Nevertheless, a large body of literature suggests that Internet addiction has negative effects on individuals’ abilities (Kuss et al. 2014; Griffiths 1996, 1998; Choi et al. 2009; Bener and Bhugra 2013; Niemz et al. 2005), irregular dietary habits (Bener et al. 2010, 2011; Park et al. 2013), physical inactivity (Bener et al. 2010, 2011; Kuss et al. 2014; Griffiths 1996, 1998), and adequate sleep (Canan et al. 2013; Ekinci et al. 2014; Bhandari et al. 2017). Furthermore, a Korean study reported a significant association between IA, sleep disturbances, fatigue symptoms, and fast food consumption (Kim et al. 2010). The results of the present study concur with these findings. Previous research has also established that computer screen lights can have negative effect on the circadian rhythm and lead to sleep phase delay (Petit et al. 2016). Similarly, IA plays an important role in daytime sleepiness and sleeping disorders (Ferreira et al. 2017) and fatigue (Lin et al. 2013). Another study has also reported that IA has negative impacts on sleep including sleep deprivation and fatigue (Bener et al. 2016).

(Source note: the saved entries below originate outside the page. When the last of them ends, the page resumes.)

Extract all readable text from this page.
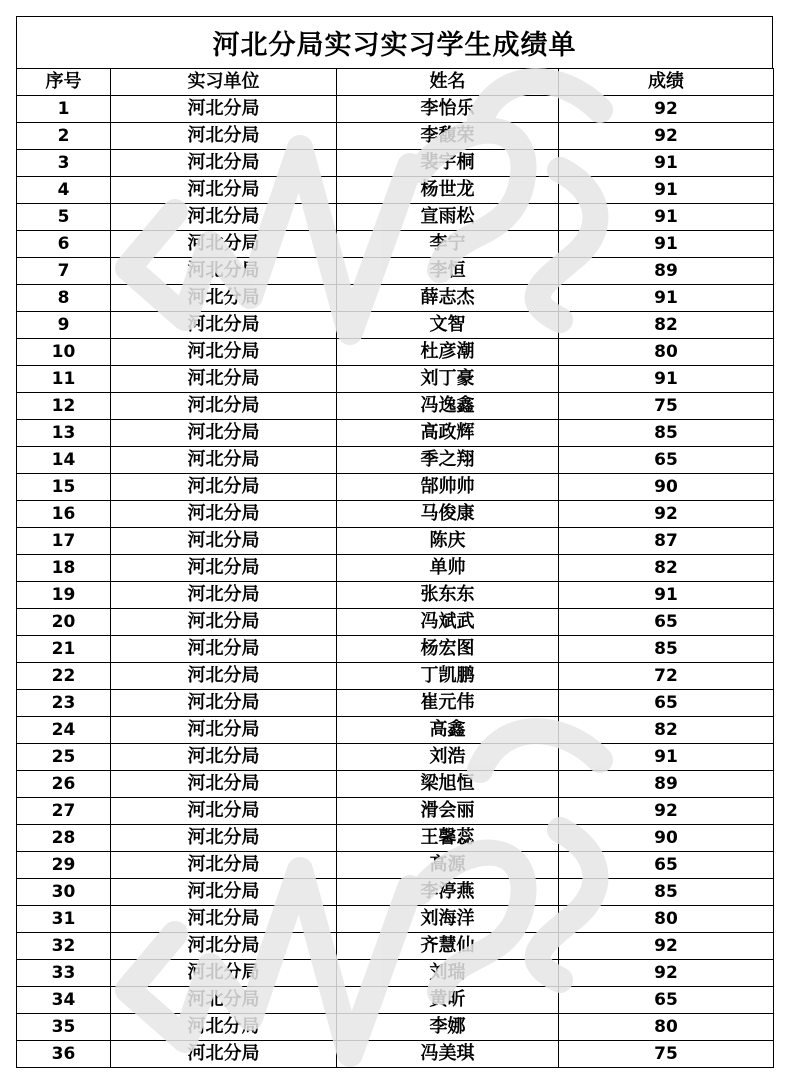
河北分局实习实习学生成绩单
序号	实习单位	姓名	成绩
1	河北分局	李怡乐	92
2	河北分局	李馥荣	92
3	河北分局	裴宇桐	91
4	河北分局	杨世龙	91
5	河北分局	宣雨松	91
6	河北分局	李宁	91
7	河北分局	李恒	89
8	河北分局	薛志杰	91
9	河北分局	文智	82
10	河北分局	杜彦潮	80
11	河北分局	刘丁豪	91
12	河北分局	冯逸鑫	75
13	河北分局	高政辉	85
14	河北分局	季之翔	65
15	河北分局	郜帅帅	90
16	河北分局	马俊康	92
17	河北分局	陈庆	87
18	河北分局	单帅	82
19	河北分局	张东东	91
20	河北分局	冯斌武	65
21	河北分局	杨宏图	85
22	河北分局	丁凯鹏	72
23	河北分局	崔元伟	65
24	河北分局	高鑫	82
25	河北分局	刘浩	91
26	河北分局	梁旭恒	89
27	河北分局	滑会丽	92
28	河北分局	王馨蕊	90
29	河北分局	高源	65
30	河北分局	李渟燕	85
31	河北分局	刘海洋	80
32	河北分局	齐慧仙	92
33	河北分局	刘瑞	92
34	河北分局	黄昕	65
35	河北分局	李娜	80
36	河北分局	冯美琪	75
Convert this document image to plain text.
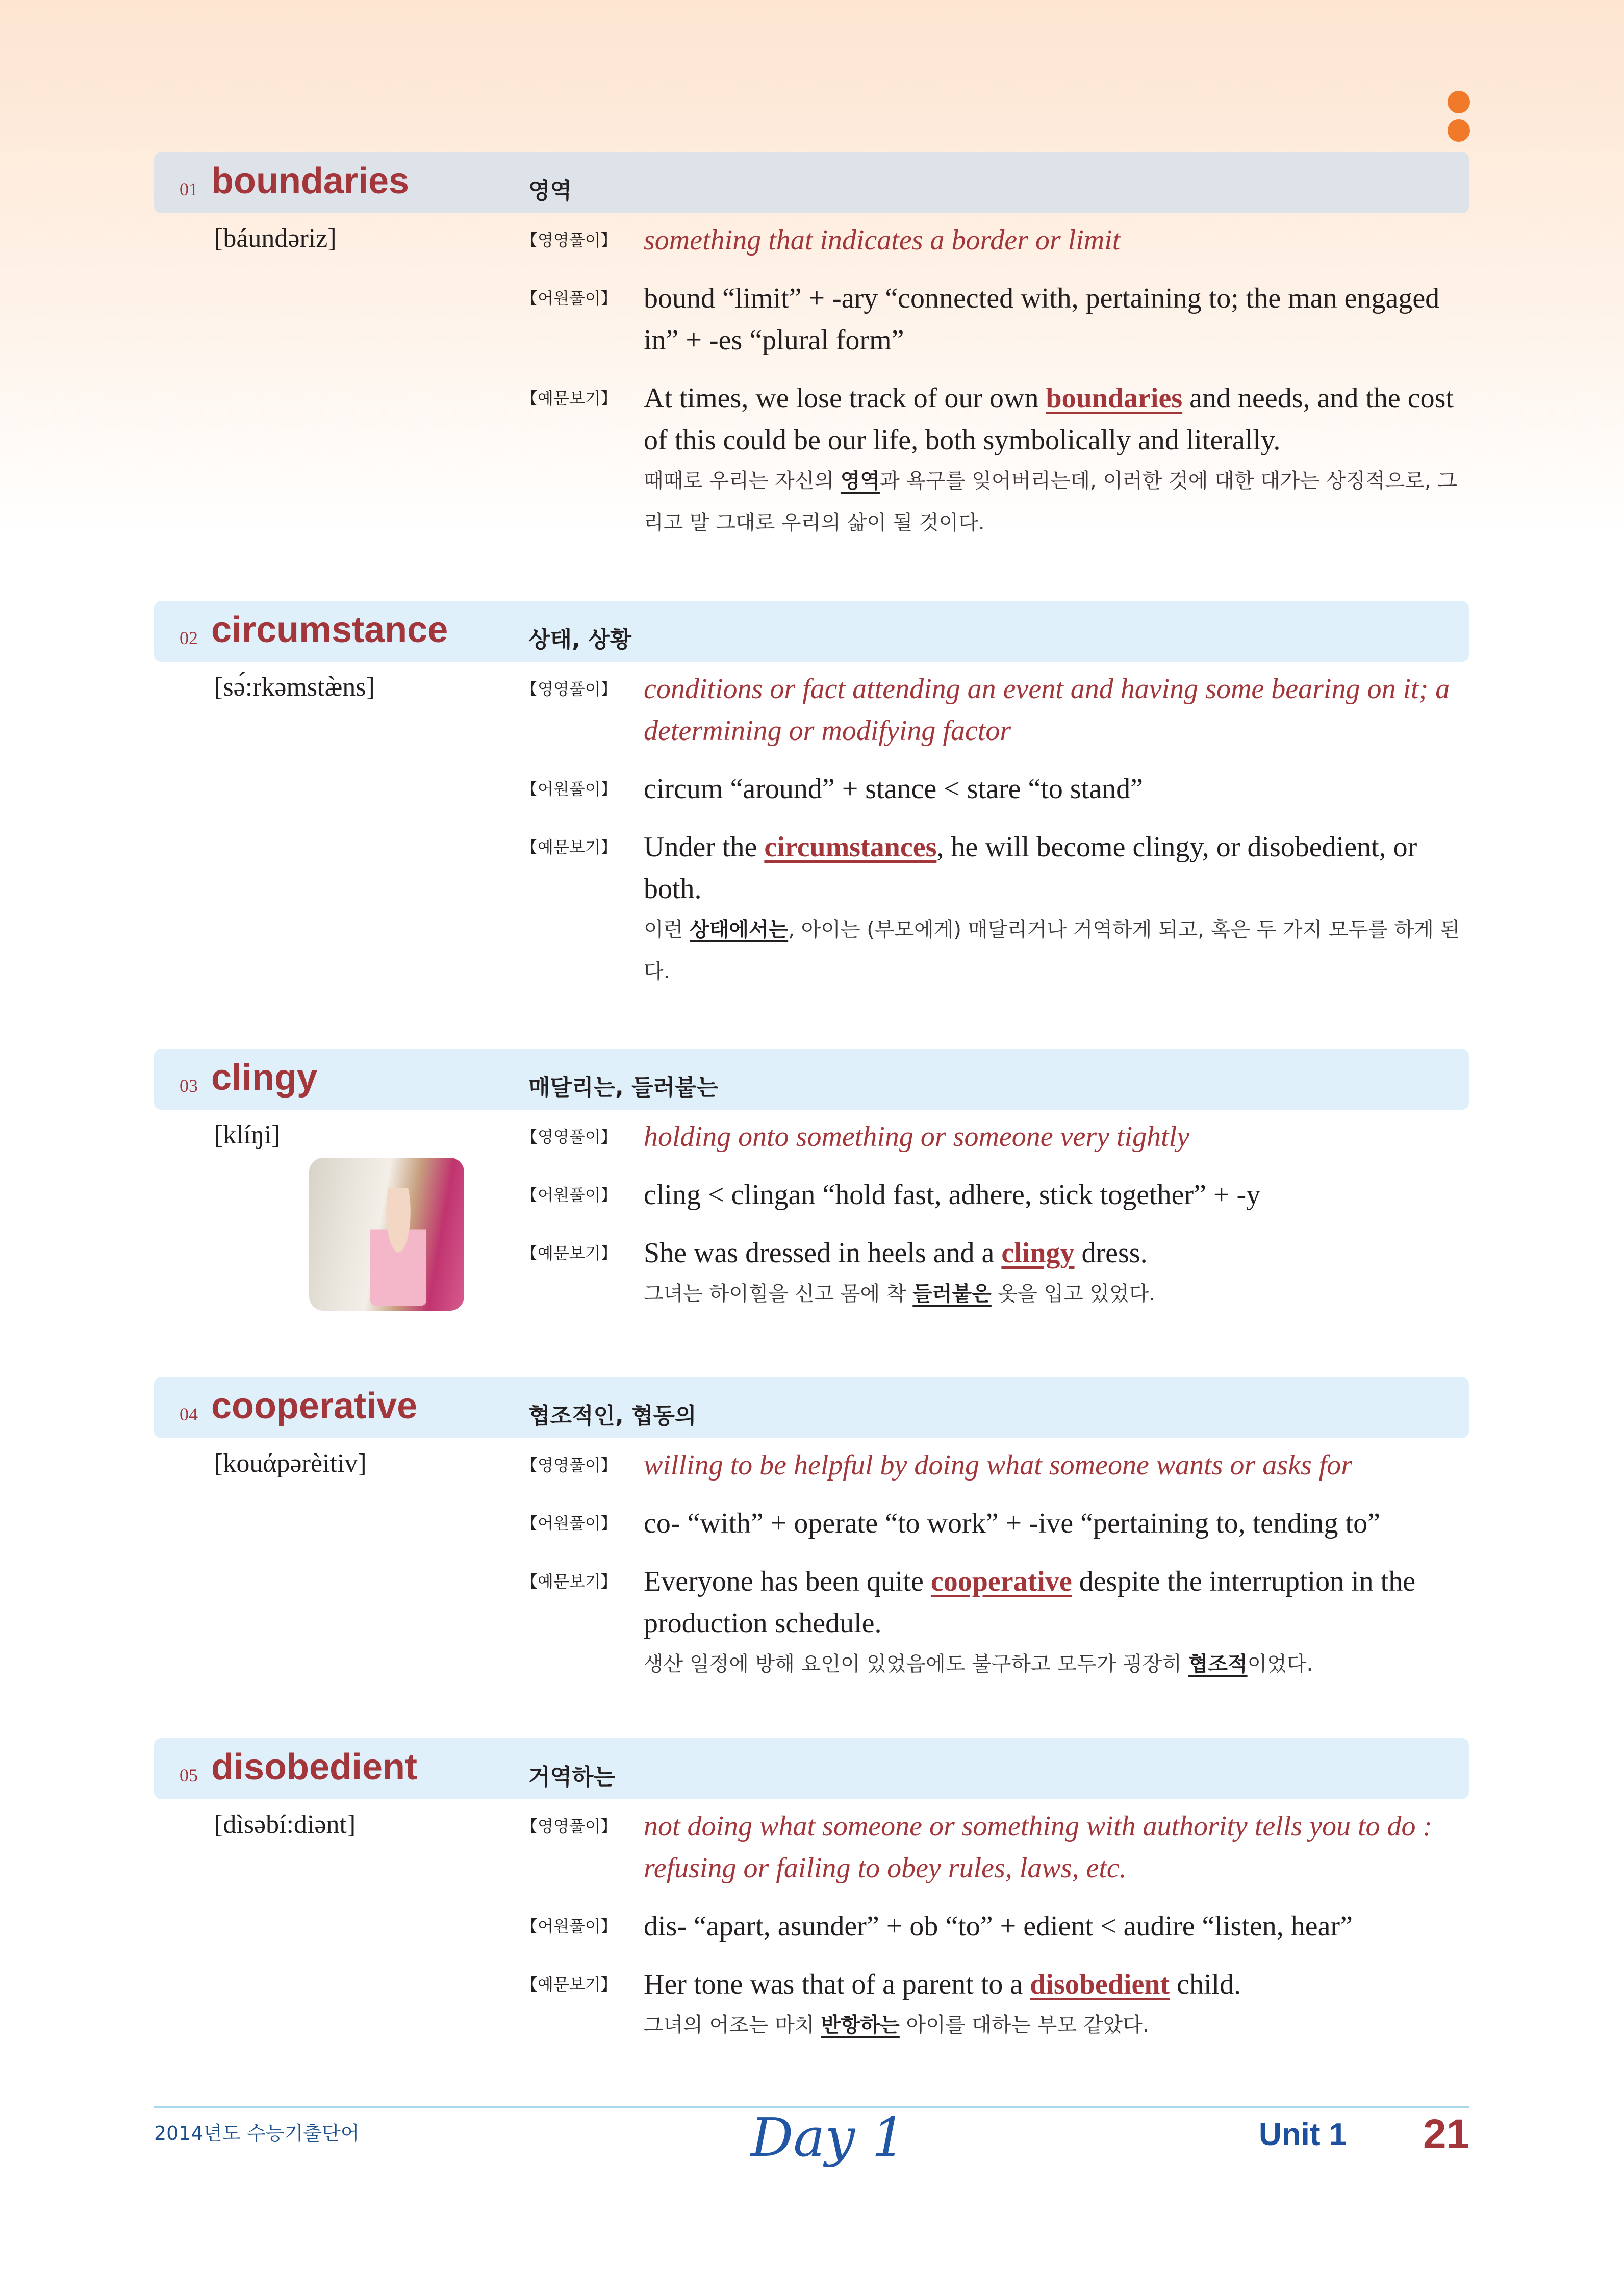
01 boundaries	영역
[báundəriz]	【영영풀이】 something that indicates a border or limit
【어원풀이】 bound “limit” + -ary “connected with, pertaining to; the man engaged in” + -es “plural form”
【예문보기】 At times, we lose track of our own boundaries and needs, and the cost of this could be our life, both symbolically and literally.
때때로 우리는 자신의 영역과 욕구를 잊어버리는데, 이러한 것에 대한 대가는 상징적으로, 그리고 말 그대로 우리의 삶이 될 것이다.
02 circumstance	상태, 상황
[sə́:rkəmstæ̀ns]	【영영풀이】 conditions or fact attending an event and having some bearing on it; a determining or modifying factor
【어원풀이】 circum “around” + stance < stare “to stand”
【예문보기】 Under the circumstances, he will become clingy, or disobedient, or both.
이런 상태에서는, 아이는 (부모에게) 매달리거나 거역하게 되고, 혹은 두 가지 모두를 하게 된다.
03 clingy	매달리는, 들러붙는
[klíŋi]	【영영풀이】 holding onto something or someone very tightly
【어원풀이】 cling < clingan “hold fast, adhere, stick together” + -y
【예문보기】 She was dressed in heels and a clingy dress.
그녀는 하이힐을 신고 몸에 착 들러붙은 옷을 입고 있었다.
04 cooperative	협조적인, 협동의
[kouάpərèitiv]	【영영풀이】 willing to be helpful by doing what someone wants or asks for
【어원풀이】 co- “with” + operate “to work” + -ive “pertaining to, tending to”
【예문보기】 Everyone has been quite cooperative despite the interruption in the production schedule.
생산 일정에 방해 요인이 있었음에도 불구하고 모두가 굉장히 협조적이었다.
05 disobedient	거역하는
[dìsəbí:diənt]	【영영풀이】 not doing what someone or something with authority tells you to do : refusing or failing to obey rules, laws, etc.
【어원풀이】 dis- “apart, asunder” + ob “to” + edient < audire “listen, hear”
【예문보기】 Her tone was that of a parent to a disobedient child.
그녀의 어조는 마치 반항하는 아이를 대하는 부모 같았다.
2014년도 수능기출단어	Day 1	Unit 1 21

The present study is not without its limitations. Firstly, common diagnostic criteria for IA differ across studies and the present study used the most widely used measure but arguably the most out-of-date. Secondly, there may be reporting bias by students such as hiding the duration of Internet use due to the self-reported scale (along with other well-known biases common to all self-report methods such as memory recall). Finally, family factors related to IA were not evaluated as potential variables in the present study. Despite these limitations, the present study demonstrated that IA was associated with poor dietary habits, sleep problems, and fatigue symptoms using a relatively large-scale sample. Using confirmatory factor analysis, the study investigated the latent structure of the IAT scale and results support its reliability and validity.